Berateraffäre: Schwere Vorwürfe von Opposition gegen von jener Leyen

Liberale, Grüne und Linke zeugen jener früheren Bundesverteidigungsministerin Ursula von jener Leyen (die Schwarzen) schwere Vorwürfe in jener Berateraffäre. Sie habe „Weichen gestellt und Entscheidungen getroffen, die dies Ministerium und seinen nachgeordneten Gültigkeitsbereich für jedes die im Rahmen jener Berateraffäre zu beklagenden Rechts- und Regelverstöße in besonderem Metrik labil gemacht nach sich ziehen“, heißt es am zweiter Tag der Woche in dem Sondervotum jener drei Fraktionen zum Untersuchungsausschuss für jedes die Bettgeschichte.

Von jener Leyen sei kognitiv gewesen, „dass jener Sicherheit externer Lebendigkeit beiläufig mit Risiken verbunden war“, heißt es in dem mehr denn hundert Seiten langen Papier mit Blick uff dies Engagement von Beratungsfirmen. „Sie war hinwieder obschon fertig, dies Verteidigungsressort für jedes externe Dritte verstärkt zu öffnen.“

Dasjenige „faktische Komplettversagen“ des Verteidigungsministeriums im Umgang mit Besprechung und Unterstützung sei nicht nur ein Problem jener „Arbeitsebene“, sondern es sei „beiläufig Dr. von jener Leyen zuzurechnen“, urteilen Liberale, Linke und Grüne.

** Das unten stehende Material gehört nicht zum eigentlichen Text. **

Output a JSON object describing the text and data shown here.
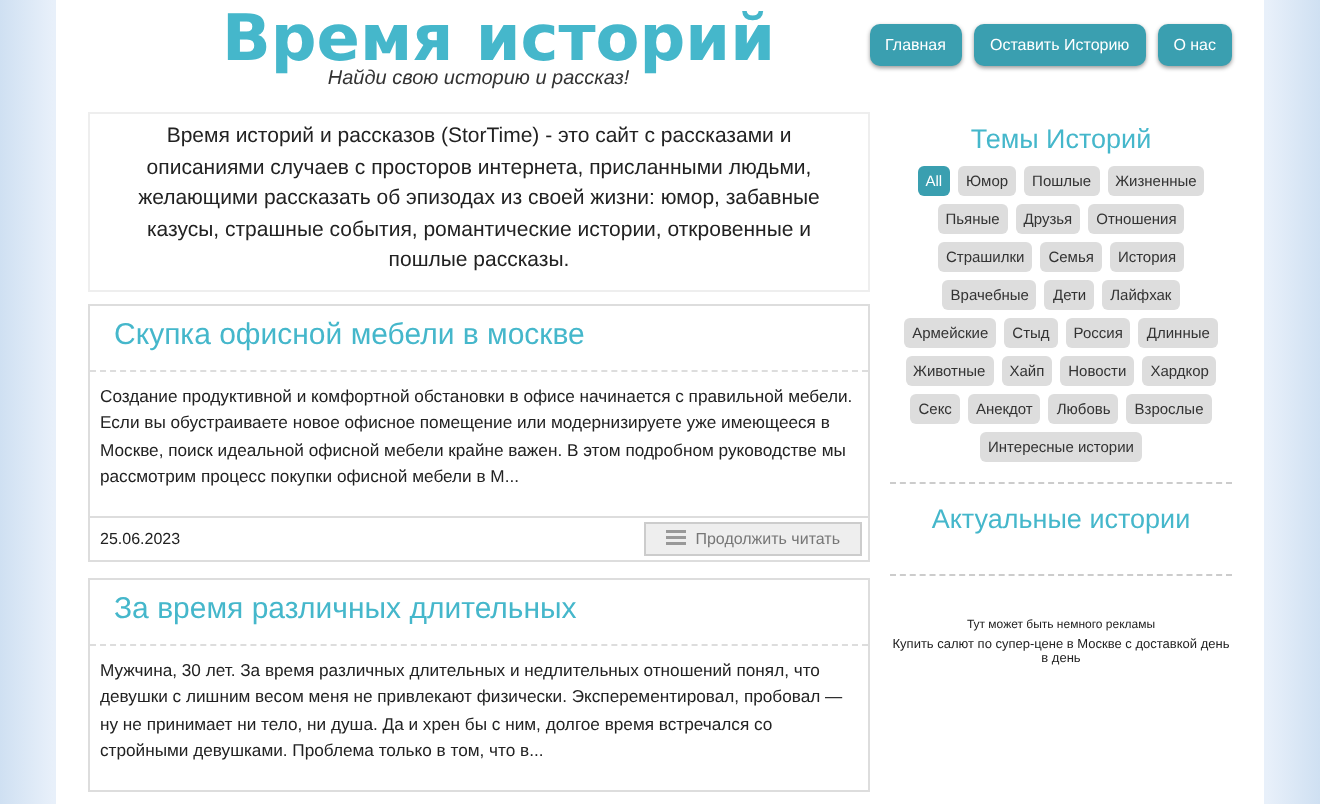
{
  "header": {
    "title": "Время историй",
    "tagline": "Найди свою историю и рассказ!"
  },
  "nav": [
    {
      "label": "Главная"
    },
    {
      "label": "Оставить Историю"
    },
    {
      "label": "О нас"
    }
  ],
  "intro": "Время историй и рассказов (StorTime) - это сайт с рассказами и описаниями случаев с просторов интернета, присланными людьми, желающими рассказать об эпизодах из своей жизни: юмор, забавные казусы, страшные события, романтические истории, откровенные и пошлые рассказы.",
  "posts": [
    {
      "title": "Скупка офисной мебели в москве",
      "excerpt": "Создание продуктивной и комфортной обстановки в офисе начинается с правильной мебели. Если вы обустраиваете новое офисное помещение или модернизируете уже имеющееся в Москве, поиск идеальной офисной мебели крайне важен. В этом подробном руководстве мы рассмотрим процесс покупки офисной мебели в М...",
      "date": "25.06.2023",
      "button": "Продолжить читать"
    },
    {
      "title": "За время различных длительных",
      "excerpt": "Мужчина, 30 лет. За время различных длительных и недлительных отношений понял, что девушки с лишним весом меня не привлекают физически. Эксперементировал, пробовал — ну не принимает ни тело, ни душа. Да и хрен бы с ним, долгое время встречался со стройными девушками. Проблема только в том, что в..."
    }
  ],
  "sidebar": {
    "topics_title": "Темы Историй",
    "tags": [
      {
        "label": "All",
        "selected": true
      },
      {
        "label": "Юмор",
        "selected": false
      },
      {
        "label": "Пошлые",
        "selected": false
      },
      {
        "label": "Жизненные",
        "selected": false
      },
      {
        "label": "Пьяные",
        "selected": false
      },
      {
        "label": "Друзья",
        "selected": false
      },
      {
        "label": "Отношения",
        "selected": false
      },
      {
        "label": "Страшилки",
        "selected": false
      },
      {
        "label": "Семья",
        "selected": false
      },
      {
        "label": "История",
        "selected": false
      },
      {
        "label": "Врачебные",
        "selected": false
      },
      {
        "label": "Дети",
        "selected": false
      },
      {
        "label": "Лайфхак",
        "selected": false
      },
      {
        "label": "Армейские",
        "selected": false
      },
      {
        "label": "Стыд",
        "selected": false
      },
      {
        "label": "Россия",
        "selected": false
      },
      {
        "label": "Длинные",
        "selected": false
      },
      {
        "label": "Животные",
        "selected": false
      },
      {
        "label": "Хайп",
        "selected": false
      },
      {
        "label": "Новости",
        "selected": false
      },
      {
        "label": "Хардкор",
        "selected": false
      },
      {
        "label": "Секс",
        "selected": false
      },
      {
        "label": "Анекдот",
        "selected": false
      },
      {
        "label": "Любовь",
        "selected": false
      },
      {
        "label": "Взрослые",
        "selected": false
      },
      {
        "label": "Интересные истории",
        "selected": false
      }
    ],
    "actual_title": "Актуальные истории",
    "ad_note": "Тут может быть немного рекламы",
    "ad_link": "Купить салют по супер-цене в Москве с доставкой день в день"
  }
}
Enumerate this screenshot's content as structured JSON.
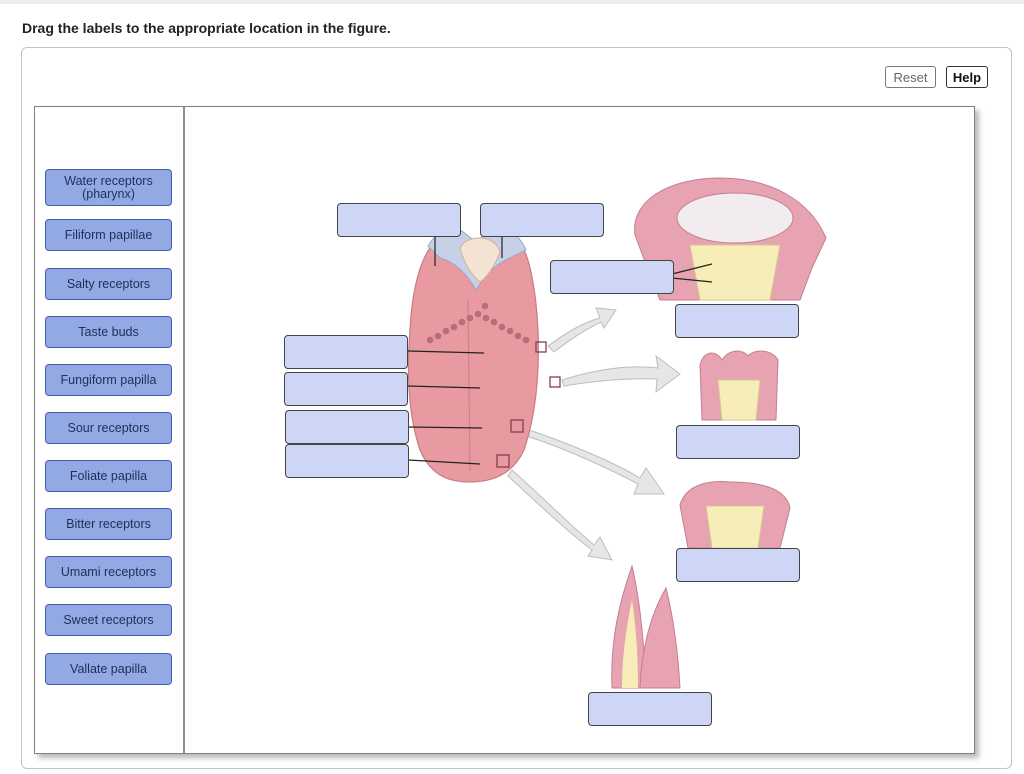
{
  "instruction": "Drag the labels to the appropriate location in the figure.",
  "toolbar": {
    "reset_label": "Reset",
    "help_label": "Help"
  },
  "labels": [
    {
      "text": "Water receptors (pharynx)"
    },
    {
      "text": "Filiform papillae"
    },
    {
      "text": "Salty receptors"
    },
    {
      "text": "Taste buds"
    },
    {
      "text": "Fungiform papilla"
    },
    {
      "text": "Sour receptors"
    },
    {
      "text": "Foliate papilla"
    },
    {
      "text": "Bitter receptors"
    },
    {
      "text": "Umami receptors"
    },
    {
      "text": "Sweet receptors"
    },
    {
      "text": "Vallate papilla"
    }
  ],
  "targets": [
    {
      "id": "top-left"
    },
    {
      "id": "top-right"
    },
    {
      "id": "taste-bud-pointer"
    },
    {
      "id": "tongue-left-1"
    },
    {
      "id": "tongue-left-2"
    },
    {
      "id": "tongue-left-3"
    },
    {
      "id": "tongue-left-4"
    },
    {
      "id": "vallate-section"
    },
    {
      "id": "foliate-section"
    },
    {
      "id": "fungiform-section"
    },
    {
      "id": "filiform-section"
    }
  ],
  "colors": {
    "chip_fill": "#92a9e4",
    "chip_border": "#3f5fae",
    "target_fill": "#cdd6f7",
    "tongue": "#e99aa0"
  }
}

Union und SPD hatten schon vor zwei Wochen ihren Abschlussbericht zur Arbeit des Untersuchungsausschusses vorgelegt. Darin sprachen sie von jener Leyen weitgehend von jener politischen Verantwortung ungenutzt. Die Hauptverantwortung habe uff Leiter der Abteilung- und Staatssekretärsebene gelegen.

Selbige Feststellung greife „klar zu von kurzer Dauer“, heißt es dagegen in dem Sondervotum. „Die Spitze des innerbetrieblichkann nicht aus jener Verantwortung genommen werden mit jener Bekräftigung, nichts von den Vorgängen gewusst zu nach sich ziehen.“

Welcher Untersuchungsausschuss war Werden 2019 einziehen worden. Veranlassung waren Berichte des Bundesrechnungshofs darüber hinaus Rechts- und Regelverstöße zwischen jener Nutzung von kostspieligen Beraterleistungen durch dies Verteidigungsministerium. Von jener Leyen, heute EU-Kommissionspräsidentin, hatte vor dem Reste Fehler eingeräumt, zusammen hinwieder betont, ebendiese seien unter ihrer Spitze abgestellt worden.

Laut jener „Welt“ gibt es von jener AfD-Gruppe ein eigenes Abschlussfazit zu dem U-Reste. Darin sei von einem „fundamentalen Werteverfall im Verteidigungsministerium“ und einer fragwürdigen Umgang von Aufträgen aus öffentlicher Hand die Referat.